You apologized when you told me you were expecting. Though you don’t need to be sorry. I don’t want you to be going through what I am experiencing. And I don’t want your baby. I want to carry my own. I want to be a mother and for my husband to be a father.
Unfortunately, I don’t know if our friendship will ever be the same. I don’t know if I can open up to you the same way I used to. I know this isn’t permanent, but it will be different for some time.
For the time being, I’ve entered this new special club and I’ve made some amazing friends in it. People who understand what it’s like to fight to be a parent. People who didn’t choose to have to fight everyday to be a parent. These women in this club are here to support each other.
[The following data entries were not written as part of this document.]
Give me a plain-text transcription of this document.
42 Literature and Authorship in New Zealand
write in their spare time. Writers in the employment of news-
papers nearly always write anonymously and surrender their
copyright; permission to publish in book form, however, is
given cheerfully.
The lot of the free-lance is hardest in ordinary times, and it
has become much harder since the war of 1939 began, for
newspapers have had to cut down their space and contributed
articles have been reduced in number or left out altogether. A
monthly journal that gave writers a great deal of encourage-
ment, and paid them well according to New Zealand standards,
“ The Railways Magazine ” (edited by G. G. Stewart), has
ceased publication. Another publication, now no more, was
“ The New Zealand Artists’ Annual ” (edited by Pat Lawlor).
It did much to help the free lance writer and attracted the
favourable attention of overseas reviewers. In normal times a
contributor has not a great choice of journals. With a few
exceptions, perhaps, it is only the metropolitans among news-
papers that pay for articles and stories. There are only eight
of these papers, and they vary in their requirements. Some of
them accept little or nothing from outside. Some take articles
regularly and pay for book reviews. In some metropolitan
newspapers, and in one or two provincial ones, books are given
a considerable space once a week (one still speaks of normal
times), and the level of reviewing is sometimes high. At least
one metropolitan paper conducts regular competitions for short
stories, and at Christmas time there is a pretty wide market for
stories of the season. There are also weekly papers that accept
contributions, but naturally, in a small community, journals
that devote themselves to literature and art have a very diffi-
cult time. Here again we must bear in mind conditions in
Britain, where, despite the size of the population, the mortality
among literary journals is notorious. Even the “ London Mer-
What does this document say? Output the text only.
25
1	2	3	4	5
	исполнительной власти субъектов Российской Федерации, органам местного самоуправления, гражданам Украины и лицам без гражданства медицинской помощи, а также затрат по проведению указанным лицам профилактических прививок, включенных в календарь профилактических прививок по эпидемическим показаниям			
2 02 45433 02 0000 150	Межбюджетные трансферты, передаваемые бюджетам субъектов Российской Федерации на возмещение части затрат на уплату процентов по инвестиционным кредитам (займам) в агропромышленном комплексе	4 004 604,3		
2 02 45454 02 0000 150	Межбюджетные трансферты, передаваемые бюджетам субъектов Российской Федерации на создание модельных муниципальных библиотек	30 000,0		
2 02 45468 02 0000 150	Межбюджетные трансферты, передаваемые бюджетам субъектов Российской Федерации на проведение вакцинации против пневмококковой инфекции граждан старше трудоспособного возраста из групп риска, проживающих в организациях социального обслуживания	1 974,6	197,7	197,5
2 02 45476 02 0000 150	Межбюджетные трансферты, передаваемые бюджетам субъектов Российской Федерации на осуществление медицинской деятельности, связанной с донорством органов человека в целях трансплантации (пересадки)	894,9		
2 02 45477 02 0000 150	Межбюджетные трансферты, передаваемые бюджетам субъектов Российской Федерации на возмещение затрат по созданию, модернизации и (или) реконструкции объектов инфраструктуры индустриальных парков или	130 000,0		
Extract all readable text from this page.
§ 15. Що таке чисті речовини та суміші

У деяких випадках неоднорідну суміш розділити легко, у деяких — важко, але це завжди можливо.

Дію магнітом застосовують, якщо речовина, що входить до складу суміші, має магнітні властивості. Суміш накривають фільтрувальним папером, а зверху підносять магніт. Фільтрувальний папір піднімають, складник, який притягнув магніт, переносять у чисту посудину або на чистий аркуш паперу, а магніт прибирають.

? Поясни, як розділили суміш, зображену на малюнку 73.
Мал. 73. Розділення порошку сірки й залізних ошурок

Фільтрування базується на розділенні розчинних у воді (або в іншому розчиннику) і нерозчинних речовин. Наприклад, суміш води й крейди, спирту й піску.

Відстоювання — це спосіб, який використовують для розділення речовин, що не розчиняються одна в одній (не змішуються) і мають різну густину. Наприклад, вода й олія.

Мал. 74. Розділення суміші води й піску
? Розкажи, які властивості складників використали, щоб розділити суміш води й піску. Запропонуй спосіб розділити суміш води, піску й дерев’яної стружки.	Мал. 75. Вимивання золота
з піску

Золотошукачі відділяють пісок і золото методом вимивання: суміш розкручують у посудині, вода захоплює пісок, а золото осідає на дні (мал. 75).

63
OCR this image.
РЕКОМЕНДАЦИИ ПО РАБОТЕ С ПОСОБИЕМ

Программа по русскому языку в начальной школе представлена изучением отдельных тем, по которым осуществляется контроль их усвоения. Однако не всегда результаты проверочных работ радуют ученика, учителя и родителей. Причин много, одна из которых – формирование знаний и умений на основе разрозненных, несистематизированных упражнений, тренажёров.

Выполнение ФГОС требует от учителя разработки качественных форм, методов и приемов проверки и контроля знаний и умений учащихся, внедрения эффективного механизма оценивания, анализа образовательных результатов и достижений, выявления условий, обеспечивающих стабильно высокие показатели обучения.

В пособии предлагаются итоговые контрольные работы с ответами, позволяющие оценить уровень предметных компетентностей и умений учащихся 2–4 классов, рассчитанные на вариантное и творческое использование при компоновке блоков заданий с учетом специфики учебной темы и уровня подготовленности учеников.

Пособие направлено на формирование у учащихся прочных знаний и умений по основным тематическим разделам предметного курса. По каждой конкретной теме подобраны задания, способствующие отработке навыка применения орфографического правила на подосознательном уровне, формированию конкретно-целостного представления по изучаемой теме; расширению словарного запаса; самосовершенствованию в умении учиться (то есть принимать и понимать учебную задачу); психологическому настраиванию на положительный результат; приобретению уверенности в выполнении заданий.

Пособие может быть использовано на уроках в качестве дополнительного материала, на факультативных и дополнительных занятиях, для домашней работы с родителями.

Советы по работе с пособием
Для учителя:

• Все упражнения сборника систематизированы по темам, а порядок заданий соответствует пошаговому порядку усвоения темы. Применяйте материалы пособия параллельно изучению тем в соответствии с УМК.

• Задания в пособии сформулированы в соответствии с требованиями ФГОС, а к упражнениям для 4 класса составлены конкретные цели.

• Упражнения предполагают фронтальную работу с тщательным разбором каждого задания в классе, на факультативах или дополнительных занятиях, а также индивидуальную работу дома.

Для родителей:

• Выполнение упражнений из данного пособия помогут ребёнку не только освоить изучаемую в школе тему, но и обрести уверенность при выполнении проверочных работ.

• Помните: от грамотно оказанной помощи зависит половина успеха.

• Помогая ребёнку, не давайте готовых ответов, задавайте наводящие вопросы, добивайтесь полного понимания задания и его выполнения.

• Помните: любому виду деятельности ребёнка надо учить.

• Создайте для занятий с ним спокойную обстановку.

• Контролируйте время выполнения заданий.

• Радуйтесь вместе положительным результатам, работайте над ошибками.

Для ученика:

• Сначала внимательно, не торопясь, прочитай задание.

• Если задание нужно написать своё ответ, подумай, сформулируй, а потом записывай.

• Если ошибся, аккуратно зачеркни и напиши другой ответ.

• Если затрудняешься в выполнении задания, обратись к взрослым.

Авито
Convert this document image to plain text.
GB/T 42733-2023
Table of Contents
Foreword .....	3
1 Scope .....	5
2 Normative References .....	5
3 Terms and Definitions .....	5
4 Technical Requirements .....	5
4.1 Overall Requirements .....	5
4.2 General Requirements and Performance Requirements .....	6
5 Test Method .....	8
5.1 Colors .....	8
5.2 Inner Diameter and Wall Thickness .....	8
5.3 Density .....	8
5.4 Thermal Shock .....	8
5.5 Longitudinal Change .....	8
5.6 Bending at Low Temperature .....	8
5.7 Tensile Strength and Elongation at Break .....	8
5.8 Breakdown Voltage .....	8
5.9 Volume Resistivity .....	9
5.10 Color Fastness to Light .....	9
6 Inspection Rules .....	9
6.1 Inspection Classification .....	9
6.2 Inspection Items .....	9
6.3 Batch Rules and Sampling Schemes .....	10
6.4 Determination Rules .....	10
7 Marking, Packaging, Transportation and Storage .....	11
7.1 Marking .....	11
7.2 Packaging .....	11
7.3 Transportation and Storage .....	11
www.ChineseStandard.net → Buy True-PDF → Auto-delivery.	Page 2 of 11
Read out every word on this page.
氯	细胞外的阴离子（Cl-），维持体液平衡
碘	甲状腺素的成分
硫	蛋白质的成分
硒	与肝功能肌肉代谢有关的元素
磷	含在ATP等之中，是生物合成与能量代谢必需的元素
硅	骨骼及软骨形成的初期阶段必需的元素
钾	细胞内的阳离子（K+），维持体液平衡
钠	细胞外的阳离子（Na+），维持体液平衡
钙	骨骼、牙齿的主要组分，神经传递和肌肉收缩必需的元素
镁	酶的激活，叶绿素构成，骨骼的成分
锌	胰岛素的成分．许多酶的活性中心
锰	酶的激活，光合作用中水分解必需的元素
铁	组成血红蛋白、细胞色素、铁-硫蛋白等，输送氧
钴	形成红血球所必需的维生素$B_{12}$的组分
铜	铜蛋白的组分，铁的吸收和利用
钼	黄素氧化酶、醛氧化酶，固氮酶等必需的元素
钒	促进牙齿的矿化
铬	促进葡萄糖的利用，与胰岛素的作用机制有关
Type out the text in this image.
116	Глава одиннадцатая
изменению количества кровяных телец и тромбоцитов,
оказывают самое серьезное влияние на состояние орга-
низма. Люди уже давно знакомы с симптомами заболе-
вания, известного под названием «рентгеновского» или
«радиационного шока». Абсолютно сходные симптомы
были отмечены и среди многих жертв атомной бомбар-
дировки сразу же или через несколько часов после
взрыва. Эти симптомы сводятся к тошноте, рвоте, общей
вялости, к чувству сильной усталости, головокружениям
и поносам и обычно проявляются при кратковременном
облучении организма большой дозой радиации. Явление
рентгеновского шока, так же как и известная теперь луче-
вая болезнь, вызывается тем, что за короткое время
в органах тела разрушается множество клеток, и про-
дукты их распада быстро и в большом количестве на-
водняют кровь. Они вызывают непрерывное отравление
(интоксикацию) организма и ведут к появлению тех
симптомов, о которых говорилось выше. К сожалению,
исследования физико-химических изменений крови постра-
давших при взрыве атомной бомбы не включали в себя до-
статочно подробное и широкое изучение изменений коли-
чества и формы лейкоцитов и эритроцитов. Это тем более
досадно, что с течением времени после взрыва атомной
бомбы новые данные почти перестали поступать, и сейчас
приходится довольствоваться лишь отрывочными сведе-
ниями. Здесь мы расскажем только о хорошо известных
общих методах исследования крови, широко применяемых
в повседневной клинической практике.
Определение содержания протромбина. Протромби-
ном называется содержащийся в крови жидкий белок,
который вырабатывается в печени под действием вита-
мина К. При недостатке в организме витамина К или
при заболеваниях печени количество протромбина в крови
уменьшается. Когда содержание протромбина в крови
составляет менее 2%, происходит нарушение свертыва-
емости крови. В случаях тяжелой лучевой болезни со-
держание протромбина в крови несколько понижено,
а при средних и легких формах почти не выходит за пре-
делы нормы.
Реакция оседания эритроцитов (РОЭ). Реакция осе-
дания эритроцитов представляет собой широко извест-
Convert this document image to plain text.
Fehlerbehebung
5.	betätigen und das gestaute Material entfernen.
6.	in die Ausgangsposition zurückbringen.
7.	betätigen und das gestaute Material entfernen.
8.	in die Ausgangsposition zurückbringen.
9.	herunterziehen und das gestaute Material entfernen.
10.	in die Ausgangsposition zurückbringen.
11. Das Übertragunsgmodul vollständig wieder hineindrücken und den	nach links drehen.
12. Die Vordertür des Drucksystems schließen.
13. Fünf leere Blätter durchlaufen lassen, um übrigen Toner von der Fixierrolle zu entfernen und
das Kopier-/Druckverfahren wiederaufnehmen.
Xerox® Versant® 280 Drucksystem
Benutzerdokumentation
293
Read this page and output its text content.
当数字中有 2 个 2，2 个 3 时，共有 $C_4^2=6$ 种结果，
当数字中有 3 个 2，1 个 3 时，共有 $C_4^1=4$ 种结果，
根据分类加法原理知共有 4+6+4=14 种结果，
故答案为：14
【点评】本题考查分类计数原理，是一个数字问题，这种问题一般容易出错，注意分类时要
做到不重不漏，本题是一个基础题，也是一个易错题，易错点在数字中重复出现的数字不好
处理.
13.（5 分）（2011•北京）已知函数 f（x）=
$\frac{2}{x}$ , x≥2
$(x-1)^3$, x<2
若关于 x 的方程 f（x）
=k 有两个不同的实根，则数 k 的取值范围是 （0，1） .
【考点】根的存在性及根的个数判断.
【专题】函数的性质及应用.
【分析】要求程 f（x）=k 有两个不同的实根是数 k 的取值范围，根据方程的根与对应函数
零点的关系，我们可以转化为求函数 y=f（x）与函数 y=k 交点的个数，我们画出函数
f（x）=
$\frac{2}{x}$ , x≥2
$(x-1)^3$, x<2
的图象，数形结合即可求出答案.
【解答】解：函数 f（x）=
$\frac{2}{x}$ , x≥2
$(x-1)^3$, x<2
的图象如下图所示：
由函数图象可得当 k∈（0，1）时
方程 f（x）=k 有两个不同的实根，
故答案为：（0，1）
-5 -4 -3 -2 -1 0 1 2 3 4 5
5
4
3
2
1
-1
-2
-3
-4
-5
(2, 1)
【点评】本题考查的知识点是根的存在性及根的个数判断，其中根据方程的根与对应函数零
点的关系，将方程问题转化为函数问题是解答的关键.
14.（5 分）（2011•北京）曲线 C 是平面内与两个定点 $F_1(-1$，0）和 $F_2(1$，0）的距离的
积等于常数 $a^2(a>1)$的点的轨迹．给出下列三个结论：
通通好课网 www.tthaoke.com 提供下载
This past year I was hiding from people, and distancing myself from friends. I’m trying to reincorporate myself into society as I feel I have been hiding for months. I was hiding from my reality. Now with the world opening back up I feel like I need to come out of hiding. When people I haven’t seen for months announce their births or share that they are expecting, it hits me hard. I’m still here mourning the loss of another unsuccessful treatment cycle each month.
I need space. I may not respond to messages right away, I may not want to talk, or I may not like your photos on social media. Please understand it’s not you, it’s me. I still value our friendship but for now I need some distance to protect myself.
Please still check in with me and send me little reminders that I am being thought of. I promise the real me will be back soon.